Raise your hand, pay attention, don't talk in class, don't chew gum, don't be late, don't pelt the person in front of you with spit wads, etc. You know this. We learned those rules in elementary school. However, the moment we waved "bye" to mom and dad on move-in day, the old regime flew out the window, and life as we knew it changed forever.

Class, in my opinion, became something we were lucky to attend on Fridays, a good place to do homework for tomorrow and a time in which to complete the Wonderword, the crossword and the Jumble, all while feigning interest in our professors. Most of us, as college students, still maintain a pretty calm classroom appearance despite all the gum we chew, the notes we don't take and the talking we do in hushed tones during the slideshows. We pretty much follow the original rules, but we've added a few of our own. Have no misgivings: If you do any one of the following acts, you are going to enrage at least one fellow collegian, if not the entire student body.

Never, ever under any circumstance should you turn the air conditioner off. Should some teacher ask you to switch it off, pretend you didn't hear and let some other poor soul do the most hated act in all of unairconditioned college history. I know that it makes it a little hard to hear when the A/C's on, but this is a small price that those of us who just have run to class because we woke up late and are now pouring with sweat are willing to pay.

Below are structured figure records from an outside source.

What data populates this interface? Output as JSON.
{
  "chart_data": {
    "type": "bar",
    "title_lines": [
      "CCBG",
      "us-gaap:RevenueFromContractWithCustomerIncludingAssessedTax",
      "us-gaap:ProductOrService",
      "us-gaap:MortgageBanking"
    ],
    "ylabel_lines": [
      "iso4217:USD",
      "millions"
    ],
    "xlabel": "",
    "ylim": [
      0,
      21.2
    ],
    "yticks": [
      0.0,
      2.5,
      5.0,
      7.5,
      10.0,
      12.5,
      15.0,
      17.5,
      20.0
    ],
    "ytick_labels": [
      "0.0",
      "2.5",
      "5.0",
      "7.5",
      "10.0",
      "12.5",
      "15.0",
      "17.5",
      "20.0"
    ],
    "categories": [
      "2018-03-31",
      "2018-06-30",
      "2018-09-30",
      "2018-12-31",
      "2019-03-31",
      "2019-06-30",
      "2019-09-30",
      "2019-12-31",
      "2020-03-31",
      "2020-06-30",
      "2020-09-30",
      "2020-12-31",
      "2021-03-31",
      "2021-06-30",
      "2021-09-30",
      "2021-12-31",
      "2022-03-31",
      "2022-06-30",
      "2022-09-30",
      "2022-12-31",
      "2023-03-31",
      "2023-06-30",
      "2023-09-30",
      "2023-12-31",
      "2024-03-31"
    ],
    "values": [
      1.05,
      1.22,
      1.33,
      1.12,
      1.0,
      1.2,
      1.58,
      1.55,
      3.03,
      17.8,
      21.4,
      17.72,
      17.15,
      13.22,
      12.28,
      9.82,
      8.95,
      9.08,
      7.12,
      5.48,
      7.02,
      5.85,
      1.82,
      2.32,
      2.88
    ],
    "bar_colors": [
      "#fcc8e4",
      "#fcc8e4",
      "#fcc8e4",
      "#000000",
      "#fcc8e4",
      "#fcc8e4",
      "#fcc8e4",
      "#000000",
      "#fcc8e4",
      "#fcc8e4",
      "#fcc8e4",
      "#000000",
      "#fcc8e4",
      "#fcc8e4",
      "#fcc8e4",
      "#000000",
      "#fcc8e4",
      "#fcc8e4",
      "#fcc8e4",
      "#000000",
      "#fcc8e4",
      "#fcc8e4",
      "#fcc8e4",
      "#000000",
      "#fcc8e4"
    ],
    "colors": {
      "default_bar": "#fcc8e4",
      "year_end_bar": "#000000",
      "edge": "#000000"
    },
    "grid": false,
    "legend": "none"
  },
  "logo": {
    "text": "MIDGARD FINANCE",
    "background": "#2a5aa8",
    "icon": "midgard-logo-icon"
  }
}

Class is torturous enough without having to feel like your face is melting off. If the classroom isn't so ridiculously freezing that you're wearing sweatpants, earmuffs and tundra boots, it's hotter than all Hades and little imps are running around poking you with pitchforks. Even in the winter, most of the classrooms are stifling hot, so this is a year-round thing. Just don't be that guy/girl that turns off the A/C.

There is usually only one armrest between two conjoined chairs, so you better learn to share it. Sharing, in theory, is simple. Most of us do it in all areas of life; we share our friends, our food, the guys/girls we date and even sometimes, if you're very nice, our beer. No one told us to make sure to share space, though, and armrest greed has become a real problem. We all pay to come here, and, the way I see it, you paid for half of that armrest (except you Jefferson Scholars. In your case, this doesn't apply, and you get no armrest).

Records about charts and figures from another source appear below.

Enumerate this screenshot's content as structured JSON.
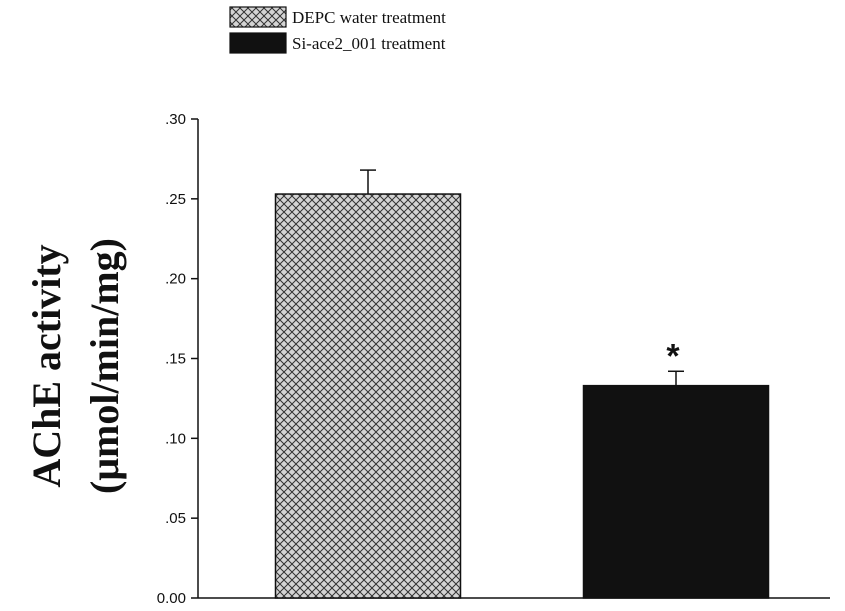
{
  "chart_data": {
    "type": "bar",
    "title": "",
    "xlabel": "",
    "ylabel_lines": [
      "AChE activity",
      "(μmol/min/mg)"
    ],
    "ylim": [
      0,
      0.3
    ],
    "yticks": [
      {
        "value": 0,
        "label": "0.00"
      },
      {
        "value": 0.05,
        "label": ".05"
      },
      {
        "value": 0.1,
        "label": ".10"
      },
      {
        "value": 0.15,
        "label": ".15"
      },
      {
        "value": 0.2,
        "label": ".20"
      },
      {
        "value": 0.25,
        "label": ".25"
      },
      {
        "value": 0.3,
        "label": ".30"
      }
    ],
    "grid": false,
    "legend_position": "top-left",
    "series": [
      {
        "name": "DEPC water treatment",
        "value": 0.253,
        "error": 0.015,
        "fill": "crosshatch",
        "color": "#c8c8c8",
        "annotation": ""
      },
      {
        "name": "Si-ace2_001 treatment",
        "value": 0.133,
        "error": 0.009,
        "fill": "solid",
        "color": "#111111",
        "annotation": "*"
      }
    ]
  }
}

Sometimes you will happily sit next to someone with whom you are in perfect armrest harmony. They are the yin to your elbow yang; their elbow prefers the back portion, yours the front. It's fabulous when this happens, but most of the time you sit next to someone who sprawls out all over the chair, takes both armrests and will probably breathe on you, too. The day I hear about some kid taking a machete to his neighbor's arm because he was so fed up, I won't be surprised; I will empathize.

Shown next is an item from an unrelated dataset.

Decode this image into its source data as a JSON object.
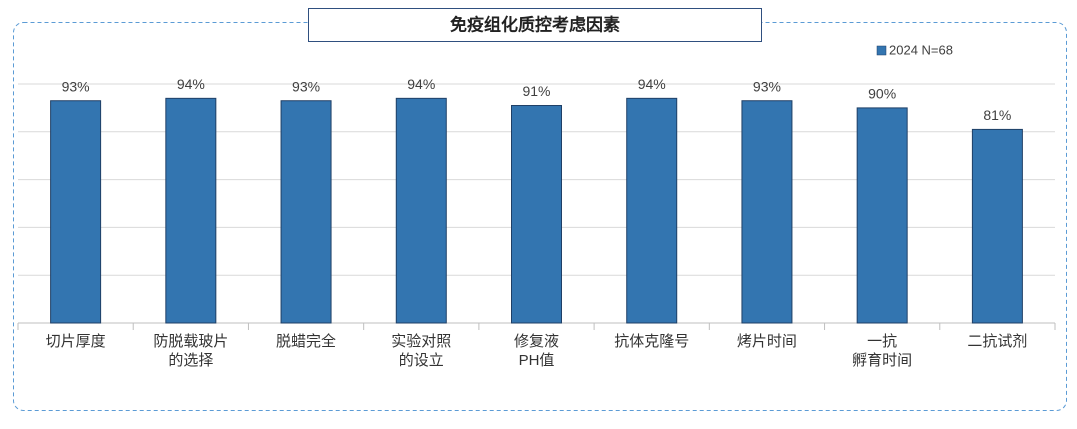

Almost no situation in class requires you to shoot your classmate a dirty look. Keeping this in mind, it is never appropriate to glare at someone if they either kick your chair by accident or have a coughing fit. If someone suddenly develops the Croup or Tuberculosis during a review session, have some sympathy. Many of us live in nasty, disgusting places, and it's rare to be completely healthy in college. They don't need your reproachful glare to make them feel worse about their uncontrollable illness. You should applaud them for even coming to class.

In case you're under five feet tall and you haven't noticed, most of the lecture halls here have rows that are so close together that you are hugging your knees the entire class. Even crossing and uncrossing your legs becomes an acrobatic act. No one kicks the back of your chair on purpose; it's either a nervous habit shaking their leg, a successful leg cross or someone jumping in their sleep. You're not being intentionally victimized. If you turn and glower though, you've sealed your fate to have your chair kicked for the rest of class and subsequent classes in which this person sits behind you.

Lastly, I know you like the sound of your own voice, but my participation grade doesn't. The rest of the class doesn't appreciate it either. Trying to answer every question the teacher asks, conducting a one-on-one discussion with the professor mid-lecture and using words with more than two syllables when speaking are wretched acts. You are incidentally responsible for everyone's low grades if you feel so compelled to answer every question. Only respond to a proportionate number of questions; hold back, my type-A friend.

While you may feel that you have a pertinent argument right about the 20-minute mark of class, and the professor invites that type of scholarly banter, I bet the rest of the 500 people in the room are not so equally enthused. Note that the material you are discussing won't likely be on the test, and, therefore, does not enrich the class. I did not enroll at U.Va. with the stipulation of bringing my dictionary to class every day. DO NOT use words over two, maybe three syllables, unless discussing how pneumonoultramicroscopicsilicovolcanoconiosis is the longest word in the English language (true fact -- 45 letters). Maybe two other people will know what you mean, but the rest of us will let our eyes glaze over and will be staring blankly at you.

So, in short, just be courteous to your classmates. Don't make going to class any worse than it already can be.